E3 Ubiquitin Ligases Neurobiological Mechanisms: Development to Degeneration

Abstract

Cells regularly synthesize new proteins to replace old or damaged proteins. Deposition of various aberrant proteins in specific brain regions leads to neurodegeneration and aging. The cellular protein quality control system develop various defense mechanisms against the accumulation of misfolded and aggregated proteins. The mechanisms underlying the selective recognition of specific crucial protein or misfolded proteins are majorly governed by quality control E3 ubiquitin ligases mediated through ubiquitin-proteasome system. Few known E3 ubiquitin ligases have shown prominent neurodevelopmental functions, but their interactions with different developmental proteins play critical roles in neurodevelopmental disorders. Several questions are yet to be understood properly. How E3 ubiquitin ligases determine the specificity and regulate degradation of a particular substrate involved in neuronal proliferation and differentiation is certainly the one, which needs detailed investigations. Another important question is how neurodevelopmental E3 ubiquitin ligases specifically differentiate between their versatile range of substrates and timing of their functional modulations during different phases of development. The premise of this article is to understand how few E3 ubiquitin ligases sense major molecular events, which are crucial for human brain development from its early embryonic stages to throughout adolescence period. A better understanding of these few E3 ubiquitin ligases and their interactions with other potential proteins will provide invaluable insight into disease mechanisms to approach toward therapeutic interventions.

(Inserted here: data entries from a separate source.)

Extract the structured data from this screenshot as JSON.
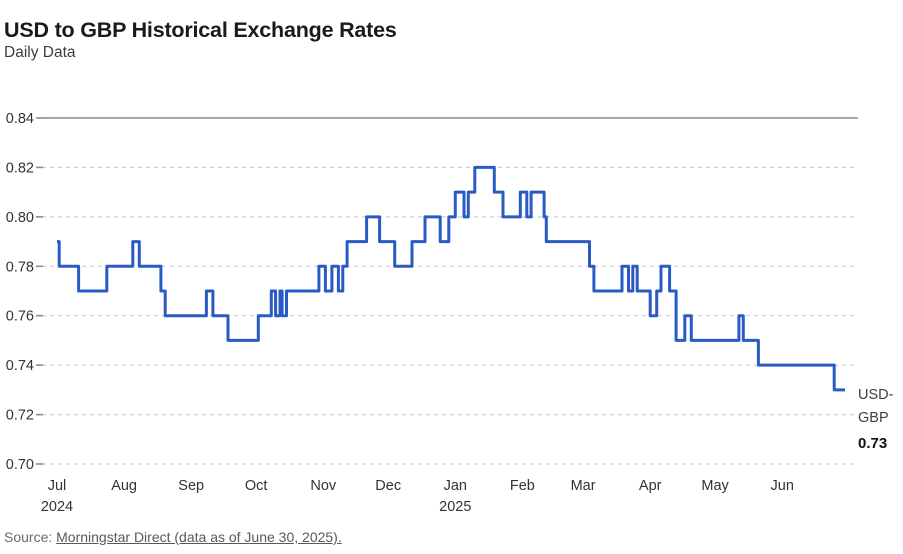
{
  "header": {
    "title": "USD to GBP Historical Exchange Rates",
    "subtitle": "Daily Data"
  },
  "end_label": {
    "line1": "USD-",
    "line2": "GBP",
    "value": "0.73"
  },
  "source": {
    "prefix": "Source: ",
    "link": "Morningstar Direct (data as of June 30, 2025)."
  },
  "chart_data": {
    "type": "line",
    "title": "USD to GBP Historical Exchange Rates",
    "subtitle": "Daily Data",
    "series_name": "USD-GBP",
    "last_value": 0.73,
    "x_start": "2024-07-01",
    "x_end": "2025-06-30",
    "ylim": [
      0.7,
      0.84
    ],
    "y_ticks": [
      0.84,
      0.82,
      0.8,
      0.78,
      0.76,
      0.74,
      0.72,
      0.7
    ],
    "grid": "dashed horizontal, top line solid",
    "legend_position": "right-end-of-line",
    "line_color": "#2a5bc4",
    "grid_color": "#cfcfcf",
    "axis_color": "#8c8c8c",
    "tick_label_color": "#333333",
    "x_ticks": [
      {
        "label": "Jul",
        "year": "2024",
        "date": "2024-07-01"
      },
      {
        "label": "Aug",
        "date": "2024-08-01"
      },
      {
        "label": "Sep",
        "date": "2024-09-01"
      },
      {
        "label": "Oct",
        "date": "2024-10-01"
      },
      {
        "label": "Nov",
        "date": "2024-11-01"
      },
      {
        "label": "Dec",
        "date": "2024-12-01"
      },
      {
        "label": "Jan",
        "year": "2025",
        "date": "2025-01-01"
      },
      {
        "label": "Feb",
        "date": "2025-02-01"
      },
      {
        "label": "Mar",
        "date": "2025-03-01"
      },
      {
        "label": "Apr",
        "date": "2025-04-01"
      },
      {
        "label": "May",
        "date": "2025-05-01"
      },
      {
        "label": "Jun",
        "date": "2025-06-01"
      }
    ],
    "points": [
      [
        "2024-07-01",
        0.79
      ],
      [
        "2024-07-02",
        0.78
      ],
      [
        "2024-07-11",
        0.77
      ],
      [
        "2024-07-24",
        0.78
      ],
      [
        "2024-08-05",
        0.79
      ],
      [
        "2024-08-08",
        0.78
      ],
      [
        "2024-08-18",
        0.77
      ],
      [
        "2024-08-20",
        0.76
      ],
      [
        "2024-09-08",
        0.77
      ],
      [
        "2024-09-11",
        0.76
      ],
      [
        "2024-09-18",
        0.75
      ],
      [
        "2024-10-02",
        0.76
      ],
      [
        "2024-10-08",
        0.77
      ],
      [
        "2024-10-10",
        0.76
      ],
      [
        "2024-10-12",
        0.77
      ],
      [
        "2024-10-13",
        0.76
      ],
      [
        "2024-10-15",
        0.77
      ],
      [
        "2024-10-30",
        0.78
      ],
      [
        "2024-11-02",
        0.77
      ],
      [
        "2024-11-05",
        0.78
      ],
      [
        "2024-11-08",
        0.77
      ],
      [
        "2024-11-10",
        0.78
      ],
      [
        "2024-11-12",
        0.79
      ],
      [
        "2024-11-21",
        0.8
      ],
      [
        "2024-11-27",
        0.79
      ],
      [
        "2024-12-04",
        0.78
      ],
      [
        "2024-12-12",
        0.79
      ],
      [
        "2024-12-18",
        0.8
      ],
      [
        "2024-12-25",
        0.79
      ],
      [
        "2024-12-29",
        0.8
      ],
      [
        "2025-01-01",
        0.81
      ],
      [
        "2025-01-05",
        0.8
      ],
      [
        "2025-01-07",
        0.81
      ],
      [
        "2025-01-10",
        0.82
      ],
      [
        "2025-01-19",
        0.81
      ],
      [
        "2025-01-23",
        0.8
      ],
      [
        "2025-01-31",
        0.81
      ],
      [
        "2025-02-03",
        0.8
      ],
      [
        "2025-02-05",
        0.81
      ],
      [
        "2025-02-11",
        0.8
      ],
      [
        "2025-02-12",
        0.79
      ],
      [
        "2025-03-04",
        0.78
      ],
      [
        "2025-03-06",
        0.77
      ],
      [
        "2025-03-19",
        0.78
      ],
      [
        "2025-03-22",
        0.77
      ],
      [
        "2025-03-24",
        0.78
      ],
      [
        "2025-03-26",
        0.77
      ],
      [
        "2025-04-01",
        0.76
      ],
      [
        "2025-04-04",
        0.77
      ],
      [
        "2025-04-06",
        0.78
      ],
      [
        "2025-04-10",
        0.77
      ],
      [
        "2025-04-13",
        0.75
      ],
      [
        "2025-04-17",
        0.76
      ],
      [
        "2025-04-20",
        0.75
      ],
      [
        "2025-05-12",
        0.76
      ],
      [
        "2025-05-14",
        0.75
      ],
      [
        "2025-05-21",
        0.74
      ],
      [
        "2025-06-25",
        0.73
      ]
    ]
  }
}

Keywords: E3 ubiquitin ligases; aging; neurodegenerative diseases; neurodevelopmental disorders; neurons.

FIGURE 1

An illustration of the orchestration of factors involved in neurodevelopment and neurodegeneration: The upper part of the figure represents how stepwise modifications occur during the prenatal period of brain development. As described in respective sections of the text, few crucially important genes, which play pivotal roles at various stages of brain development, have been mentioned at the top. To establish a better understanding, schematic of cellular translation machinery along with other PQC systems has also been drawn. A state of proteostasis and active control of PQC system regulate the processes of growth, adolescence, and development. However, aging related metabolic changes, including various kinds of stresses and successive deterioration of quality control systems may lead to accumulation of several proteins, causing the formation of inclusion bodies, which results in late-stage neurodegeneration. Few important established protein candidates, involved in various such diseases have been mentioned at the bottom panel; for details, please refer text.

FIGURE 2

Schematic representation of emerging roles of neurobiological QC E3 ubiquitin ligases implicated in neurodevelopment, synaptogenesis, and, their lack of functions contribute to the pathogenesis of neurodegeneration: (A) Genetic defects in UBE3A gene results in defective E6-AP protein, which is responsible for Angelman syndrome neurodevelopmental disorder. Functional E6-AP promotes the ubiquitylation of tumor-suppressor proteins such as p53 and p27 and regulates cellular proliferation and growth. E6-AP also plays a significant role in the clearance of mutant misfolded proteins linked with various neurodegenerative diseases. (B) ITCH specifically ubiquitylates several cytoplasmic protein inclusions for their removal from the dense crowded cellular milieu. The central segment represents overall functional roles of QC E3 ubiquitin ligases due to their crucial involvement in the neurodevelopment and neurodegeneration. (C) Mahogunin functions as a RING finger E3 ubiquitin ligase; and a null mutation in mahogunin is linked with spongiform neurodegeneration. Our studies reveal the potential roles of MGRN1 as a QC E3 ubiquitin ligase involved in the elimination of mutated proteins linked with polyglutamine and ALS neurodegenerative diseases.

FIGURE 3

Proposed diagrammatic representations comprehend the neurobiological roles of few E3 ubiquitin ligases associated with normal brain development. The complex molecular mechanisms governed by these E3 ubiquitin ligases throughout the entire life span starting from learning skills (neurodevelopment) to kills (neurodegeneration) are still unknown.